Ahhh, I get it. I think I see what's going on here.

Reminds me of a quote.

*Fascism should rightly be called Corporatism, as it is the merger of corporate and government power.--Benito Mussolini*


----------



## mosesbotbol (Sep 21, 2005)

It's one thing to educate people on the dangers of smoking (which I am for), but making laws to ban it I do not agree with.


----------



## TripleF (May 16, 2007)

mosesbotbol said:


> It's one thing to educate people on the dangers of smoking (which I am for), but making laws to ban it I do not agree with.


I wholeheartedly agree!!

Seems America is forgetting WHY America is America. We were founded because of too many laws that strangled the free man.

Be sure to volunteer to fight these laws, if you are given the opportunity.


----------



## muziq (Mar 14, 2005)

Based on that story, it would appear most if not all of that money will be directed at 3rd world countries, and aimed at abating cigarette smoking. :cb


----------



## leasingthisspace (Jun 9, 2008)

I guess I am going to have donate billions to promote smoking. 

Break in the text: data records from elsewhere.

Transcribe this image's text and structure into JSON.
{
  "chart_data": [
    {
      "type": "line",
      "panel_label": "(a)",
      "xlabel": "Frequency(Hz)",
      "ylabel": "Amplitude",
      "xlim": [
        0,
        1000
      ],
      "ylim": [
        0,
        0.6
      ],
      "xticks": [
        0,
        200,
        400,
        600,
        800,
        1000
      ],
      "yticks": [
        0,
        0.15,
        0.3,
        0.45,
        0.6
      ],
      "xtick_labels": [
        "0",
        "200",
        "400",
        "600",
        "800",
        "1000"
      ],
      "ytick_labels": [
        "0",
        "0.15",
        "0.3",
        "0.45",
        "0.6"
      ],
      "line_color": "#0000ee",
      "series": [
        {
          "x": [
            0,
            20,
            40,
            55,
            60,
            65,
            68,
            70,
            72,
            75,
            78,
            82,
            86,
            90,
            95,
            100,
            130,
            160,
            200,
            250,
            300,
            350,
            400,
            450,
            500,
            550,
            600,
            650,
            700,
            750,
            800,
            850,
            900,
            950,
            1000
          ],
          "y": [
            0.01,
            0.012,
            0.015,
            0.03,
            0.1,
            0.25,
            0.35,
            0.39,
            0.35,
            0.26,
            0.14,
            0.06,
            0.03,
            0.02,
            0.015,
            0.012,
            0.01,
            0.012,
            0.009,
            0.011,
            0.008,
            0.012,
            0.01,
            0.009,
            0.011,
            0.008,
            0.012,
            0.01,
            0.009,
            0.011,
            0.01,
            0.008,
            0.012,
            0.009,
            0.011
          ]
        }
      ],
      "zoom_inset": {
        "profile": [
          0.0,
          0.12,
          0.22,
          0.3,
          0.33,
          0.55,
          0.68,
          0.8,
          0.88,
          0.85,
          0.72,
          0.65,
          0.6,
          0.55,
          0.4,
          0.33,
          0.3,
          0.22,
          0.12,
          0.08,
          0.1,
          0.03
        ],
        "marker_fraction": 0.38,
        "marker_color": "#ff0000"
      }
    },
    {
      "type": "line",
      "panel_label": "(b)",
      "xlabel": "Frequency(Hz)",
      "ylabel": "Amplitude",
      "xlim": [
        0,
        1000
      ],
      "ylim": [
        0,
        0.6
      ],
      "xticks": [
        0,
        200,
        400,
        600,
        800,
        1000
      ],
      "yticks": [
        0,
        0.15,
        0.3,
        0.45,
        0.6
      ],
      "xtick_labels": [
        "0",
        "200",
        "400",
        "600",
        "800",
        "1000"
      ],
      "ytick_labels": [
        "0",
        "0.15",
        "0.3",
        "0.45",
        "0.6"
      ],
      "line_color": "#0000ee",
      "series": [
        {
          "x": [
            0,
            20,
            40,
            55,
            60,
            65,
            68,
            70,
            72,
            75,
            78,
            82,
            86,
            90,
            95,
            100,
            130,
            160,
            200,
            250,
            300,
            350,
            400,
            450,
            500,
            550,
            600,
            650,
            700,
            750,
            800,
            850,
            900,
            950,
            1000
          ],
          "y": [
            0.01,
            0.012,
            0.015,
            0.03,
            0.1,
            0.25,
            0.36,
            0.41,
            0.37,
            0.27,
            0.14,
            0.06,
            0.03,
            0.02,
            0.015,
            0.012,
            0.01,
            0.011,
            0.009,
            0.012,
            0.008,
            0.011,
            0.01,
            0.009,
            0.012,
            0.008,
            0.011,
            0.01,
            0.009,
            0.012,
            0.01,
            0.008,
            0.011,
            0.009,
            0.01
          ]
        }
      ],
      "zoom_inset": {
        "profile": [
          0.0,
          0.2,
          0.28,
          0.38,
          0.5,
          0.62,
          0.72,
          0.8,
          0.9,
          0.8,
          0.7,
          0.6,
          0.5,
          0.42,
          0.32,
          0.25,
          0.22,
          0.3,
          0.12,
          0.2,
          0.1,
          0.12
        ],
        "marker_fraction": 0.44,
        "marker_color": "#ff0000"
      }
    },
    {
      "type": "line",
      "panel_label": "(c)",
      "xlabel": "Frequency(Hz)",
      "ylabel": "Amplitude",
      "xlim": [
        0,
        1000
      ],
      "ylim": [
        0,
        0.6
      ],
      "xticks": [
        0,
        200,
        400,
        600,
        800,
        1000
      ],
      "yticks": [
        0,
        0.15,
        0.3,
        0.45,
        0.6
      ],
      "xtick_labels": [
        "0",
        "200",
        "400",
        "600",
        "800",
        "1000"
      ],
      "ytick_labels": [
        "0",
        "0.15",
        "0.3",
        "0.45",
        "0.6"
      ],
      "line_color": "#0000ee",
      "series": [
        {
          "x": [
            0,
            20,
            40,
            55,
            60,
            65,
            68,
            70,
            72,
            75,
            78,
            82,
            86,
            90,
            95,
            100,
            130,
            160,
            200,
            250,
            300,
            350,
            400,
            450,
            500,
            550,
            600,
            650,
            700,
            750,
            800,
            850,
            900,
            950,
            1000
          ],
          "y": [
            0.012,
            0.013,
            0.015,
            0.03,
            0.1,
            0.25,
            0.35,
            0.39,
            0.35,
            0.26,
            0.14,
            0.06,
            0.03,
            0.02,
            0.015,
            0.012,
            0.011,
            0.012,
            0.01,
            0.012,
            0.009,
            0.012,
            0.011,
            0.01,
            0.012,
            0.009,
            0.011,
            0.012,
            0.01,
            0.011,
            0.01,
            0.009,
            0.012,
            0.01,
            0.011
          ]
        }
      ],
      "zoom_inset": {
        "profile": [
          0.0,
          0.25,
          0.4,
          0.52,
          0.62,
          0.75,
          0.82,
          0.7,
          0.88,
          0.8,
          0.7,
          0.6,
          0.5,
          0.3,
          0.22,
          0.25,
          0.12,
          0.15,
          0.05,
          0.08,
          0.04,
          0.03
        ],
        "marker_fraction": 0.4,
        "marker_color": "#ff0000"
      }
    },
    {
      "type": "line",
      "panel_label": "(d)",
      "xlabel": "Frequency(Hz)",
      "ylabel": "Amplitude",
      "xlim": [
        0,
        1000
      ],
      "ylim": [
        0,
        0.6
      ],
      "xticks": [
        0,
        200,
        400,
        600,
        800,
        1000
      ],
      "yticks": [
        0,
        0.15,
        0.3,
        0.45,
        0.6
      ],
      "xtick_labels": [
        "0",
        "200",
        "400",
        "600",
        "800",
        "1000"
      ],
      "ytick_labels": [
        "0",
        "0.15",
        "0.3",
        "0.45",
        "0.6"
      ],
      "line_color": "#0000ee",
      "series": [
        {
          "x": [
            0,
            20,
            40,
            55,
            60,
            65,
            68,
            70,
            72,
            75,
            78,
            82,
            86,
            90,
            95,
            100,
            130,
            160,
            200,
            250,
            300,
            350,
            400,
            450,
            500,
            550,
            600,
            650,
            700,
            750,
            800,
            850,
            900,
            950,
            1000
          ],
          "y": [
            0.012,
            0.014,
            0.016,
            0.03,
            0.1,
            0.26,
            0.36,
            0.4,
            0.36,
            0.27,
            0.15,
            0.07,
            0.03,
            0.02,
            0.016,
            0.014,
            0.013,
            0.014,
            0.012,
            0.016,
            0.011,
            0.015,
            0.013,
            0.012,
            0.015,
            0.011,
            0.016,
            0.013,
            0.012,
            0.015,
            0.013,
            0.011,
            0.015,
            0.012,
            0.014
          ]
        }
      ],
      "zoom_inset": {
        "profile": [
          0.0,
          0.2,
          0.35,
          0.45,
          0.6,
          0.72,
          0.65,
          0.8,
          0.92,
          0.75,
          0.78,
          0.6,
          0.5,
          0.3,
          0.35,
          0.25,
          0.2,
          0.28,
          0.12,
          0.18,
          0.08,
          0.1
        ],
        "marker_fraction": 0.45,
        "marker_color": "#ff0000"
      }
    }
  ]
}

Now all I need is the billions. Anyone know where I can find a few billions just laying around.


----------



## mugen910 (May 14, 2008)

That is why I stopped listening/reading the news!


----------



## Emjaysmash (May 29, 2008)

leasingthisspace said:


> I guess I am going to have donate billions to promote smoking.
> 
> Now all I need is the billions. Anyone know where I can find a few billions just laying around.


Start a huge corporation, then go bankrupt. The gov't's got a couple billion lying around to bail you out.

...sounds easy enough to me...


----------



## leasingthisspace (Jun 9, 2008)

Emjaysmash said:


> Start a huge corporation, then go bankrupt. The gov't's got a couple billion lying around to bail you out.
> 
> ...sounds easy enough to me...


You know I was thinking that........ the wheels are turning now.


----------



## macjoe53 (Jul 8, 2007)

If it would do any good I would dump any stock that I held in their companies but since I don't own any of their stock it doesn't matter anyway. 

As for Bill "I have so much money I don't know how to throw it away" Gates, I don't even buy his products. I'm a Mac user.:r


----------



## TheTraveler (Aug 20, 2008)

Oh, thank God! Thank God!!! I've been needing someone to tell me what to do with my smoking urges!

Now if I could just find someone to help me with my urges to throttle those that tell me what to do based on their own personal beliefs!

What a load of :BS !


----------